The book focusses on the United States and this is a logical consequence of the authors’ affiliations. To gain more insight into PPPs for transport infrastructure development beyond the United States, a nice compeer can be found in, for instance, the edited volume by Roumboutsos (2016; for a review see Verweij, 2017), in which similar issues and questions are addressed for Europe. A risk with edited volumes is always that inconsistencies creep in the text; and this also happened in Levitt et al.’s (2019) volume. An issue I wish to highlight here, given the many concerns that have been raised about it in the literature (see for example, Wettenhall, 2010), concerns an inconsistency in how PPP is defined in the book. Some authors consider Design-Build (DB) as a type of PPP (Chapter 9), while others consider DB as “a derivative of design-bid-build” (p. 209) and therefore not a type of PPP (Chapter 10). Although the chapters are internally consistent in how they define the scope of the PPP concept, such inconsistencies do not help the convolution of PPP terminology in the literature that is creating “conflicting findings and inconsistent statements about the worth and merits of PPP” (Weihe, 2008, p. 430). Another comment is that the analyses of stakeholder complexity and dynamics in PPP remain rather descriptive, which is, admittedly, inherent to social network analysis. It does beg the question, though: What are the management implications of the observed complexities and dynamics? Literature on process management and the management of governance networks might provide valuable points of departure for studying those questions.
An interesting and valuable insight from the book is that it is important that contractual management (contractual mechanisms) and relational management (collaborative mechanisms) in PPPs are combined. Contracts between public and private sector actors do not automatically produce favorable results and they need active collaboration and management to be successful.

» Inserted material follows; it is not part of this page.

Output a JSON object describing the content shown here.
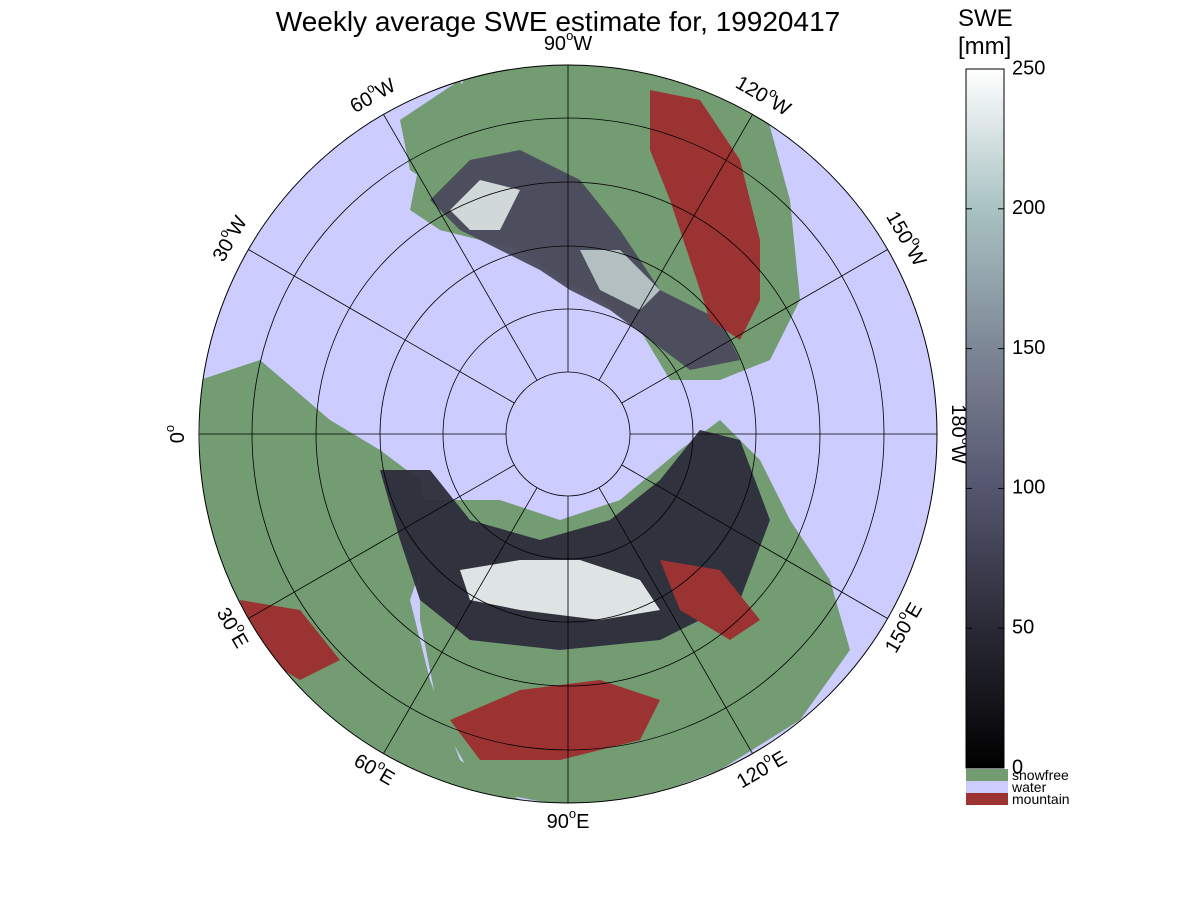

The book talks here of combining normative-cognitive and regulative institutions in the implementation of PPPs, explicitly building on the work of W. R. Scott on institutions and organizations. This interaction between different types of mechanisms, and also with the context of the PPP projects, is an interesting topic to further explore in empirical research. Such analyses are starting to appear more frequently (e.g., Benítez-Ávila et al., 2018; Van Gestel et al., 2012; Verweij, 2015; Warsen et al., 2019), and a next step will be to conduct them cross-nationally.
In conclusion, the editors of the book have collected a series of chapters that provide a valuable and contemporary look into the state of practice of PPP in the United States, it offers various interesting proposals for the improved institutional design of PPPs, and it inspires and strengthens the comparative research agenda on studying the performance and design of PPPs.